Weren’t fax machines already obsolete when he was in high school?

As Will continues “apologizing” (I do not think that word means what he thinks it means) Jim forwards the comment to Neal…via email…while Neal’s getting some play, so even the nerd has more game than Jim. This will be important later.

With the apology part more or less over, Big Daddy Will segues into a history lesson about how back in the 50s Congress forgot to insist that the evening news be non-commercial as we watch Will, Mackenzie, Jim…and Neal?…have a middle-of-the-night meeting working out the logistics of the “apology.” Is that really so critical it couldn’t wait until morning? Especially since Will already established he normally gets in around 11:00? He couldn’t just show up at, say, 9:00?

Will continues bloviating, as the entire newsroom, which is visible behind Will during broadcast mind you, stands around watching the monitors of this great man making a great speech so we know we should be in awe of how great he is.
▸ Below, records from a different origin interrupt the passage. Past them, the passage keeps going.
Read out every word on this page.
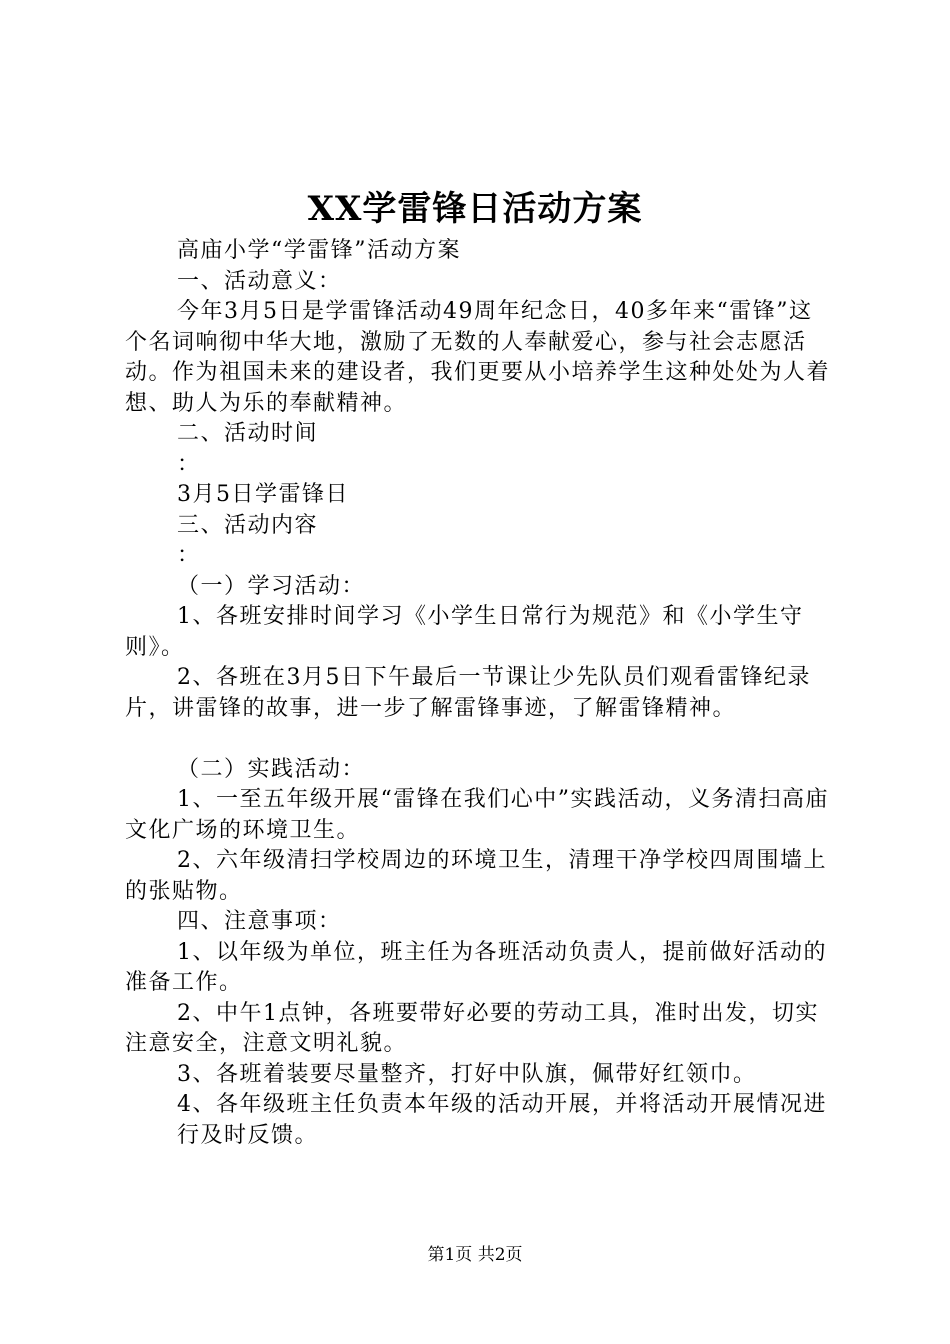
XX学雷锋日活动方案

高庙小学“学雷锋”活动方案

一、活动意义：

今年3月5日是学雷锋活动49周年纪念日，40多年来“雷锋”这个名词响彻中华大地，激励了无数的人奉献爱心，参与社会志愿活动。作为祖国未来的建设者，我们更要从小培养学生这种处处为人着想、助人为乐的奉献精神。

二、活动时间

：

3月5日学雷锋日

三、活动内容

：

（一）学习活动：

1、各班安排时间学习《小学生日常行为规范》和《小学生守则》。

2、各班在3月5日下午最后一节课让少先队员们观看雷锋纪录片，讲雷锋的故事，进一步了解雷锋事迹，了解雷锋精神。

（二）实践活动：

1、一至五年级开展“雷锋在我们心中”实践活动，义务清扫高庙文化广场的环境卫生。

2、六年级清扫学校周边的环境卫生，清理干净学校四周围墙上的张贴物。

四、注意事项：

1、以年级为单位，班主任为各班活动负责人，提前做好活动的准备工作。

2、中午1点钟，各班要带好必要的劳动工具，准时出发，切实注意安全，注意文明礼貌。

3、各班着装要尽量整齐，打好中队旗，佩带好红领巾。

4、各年级班主任负责本年级的活动开展，并将活动开展情况进

行及时反馈。

第1页 共2页
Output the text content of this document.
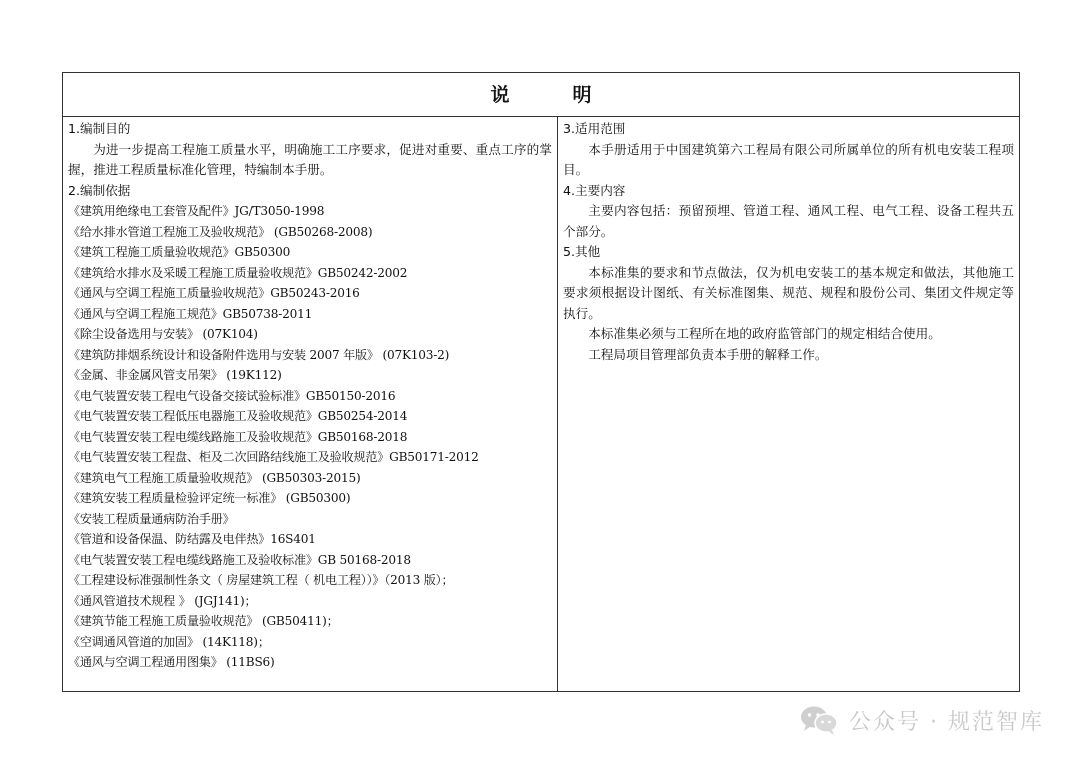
说　明
1.编制目的
为进一步提高工程施工质量水平，明确施工工序要求，促进对重要、重点工序的掌握，推进工程质量标准化管理，特编制本手册。
2.编制依据
《建筑用绝缘电工套管及配件》JG/T3050-1998
《给水排水管道工程施工及验收规范》 (GB50268-2008)
《建筑工程施工质量验收规范》GB50300
《建筑给水排水及采暖工程施工质量验收规范》GB50242-2002
《通风与空调工程施工质量验收规范》GB50243-2016
《通风与空调工程施工规范》GB50738-2011
《除尘设备选用与安装》 (07K104)
《建筑防排烟系统设计和设备附件选用与安装 2007 年版》 (07K103-2)
《金属、非金属风管支吊架》 (19K112)
《电气装置安装工程电气设备交接试验标准》GB50150-2016
《电气装置安装工程低压电器施工及验收规范》GB50254-2014
《电气装置安装工程电缆线路施工及验收规范》GB50168-2018
《电气装置安装工程盘、柜及二次回路结线施工及验收规范》GB50171-2012
《建筑电气工程施工质量验收规范》 (GB50303-2015)
《建筑安装工程质量检验评定统一标准》 (GB50300)
《安装工程质量通病防治手册》
《管道和设备保温、防结露及电伴热》16S401
《电气装置安装工程电缆线路施工及验收标准》GB 50168-2018
《工程建设标准强制性条文（ 房屋建筑工程（ 机电工程））》（2013 版）；
《通风管道技术规程 》 (JGJ141)；
《建筑节能工程施工质量验收规范》 (GB50411)；
《空调通风管道的加固》 (14K118)；
《通风与空调工程通用图集》 (11BS6)
3.适用范围
本手册适用于中国建筑第六工程局有限公司所属单位的所有机电安装工程项目。
4.主要内容
主要内容包括：预留预埋、管道工程、通风工程、电气工程、设备工程共五个部分。
5.其他
本标准集的要求和节点做法，仅为机电安装工的基本规定和做法，其他施工要求须根据设计图纸、有关标准图集、规范、规程和股份公司、集团文件规定等执行。
本标准集必须与工程所在地的政府监管部门的规定相结合使用。
工程局项目管理部负责本手册的解释工作。
公众号 · 规范智库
Mill around, people. Mill. Around.

vallegirl
About

Vallegirl has never actually lived in a valley, has a lot of time on her hands and likes to yell at kids about how things were in her day.  Currently in LA, she's also spent a lot of time in the great states of  New York and Florida so she's not crazy, it's just a cultural thing.

4 Comments

  1. 1
    WaffleBoy
    Posted July 11, 2012 at 12:16 pm

    Is there going to be a point where real time catches up with Sorkin time, and they start covering fake news or at least almost new news? I mean Mt Sorkin has an Oscar and I don’t but who the hell wants to watch a news show about old news? I mean that’s as bad of idea as having a show about a comedy show that isn’t funny. Ohhhh, [awkward pause], well at least there’s lot of walking and talking
    Good recap, thanks!

  2. 2
    ellemck1
    Posted July 11, 2012 at 1:02 pm

    Will’s opening speech was so freaking pompous that he reminded me of my contemporary American politics professor from my freshmen year of college. I really disliked that professor. And I really disliked his opening speech/apology.

  3. 3
    Posted July 11, 2012 at 3:53 pm

    @Waffleboy – Sorkin actually showed an unusual amount of self awareness when he explained setting it in the recent past was to blunt the accusations that he was using the fake newscasts as a personal soap box by creating news stories that fit into whatever sermon he wanted to write that week. Of course, he then squandered all that self awareness by being Sorkin and still making all the ACTUAL news that happened at the time fit into whatever sermon of the week he wanted to write. But baby steps.

    And ellemck1 – even by Olbermanian “Special Comment” standards, Will’s “apology” was too much.

  4. 4
    ChaCha
    Posted July 11, 2012 at 6:48 pm

    I just really dislike the entire show. It’s so bogus in such a conceited, self-congratulatory way. I don’t hate Aaron Sorkin, but he should be ashamed of this trash. Maybe I can’t get into it or behind it or some other form of appreciation, because there’s nothing so far that reminds me of the almost two decades that I worked in and around TV news. What bugs me most is that the “civilian” viewers think this program shows news programming like it’s the real deal, when it’s so far from it. Just the other day I had another conversation with a friend who thinks the show is great. Aaarrrggghhhh! (BTW, I’ve quit watching it, but I might have to quit reading vallegirl’s great recaps, because she describes the show too well and even reading about it this way annoys me with the show.)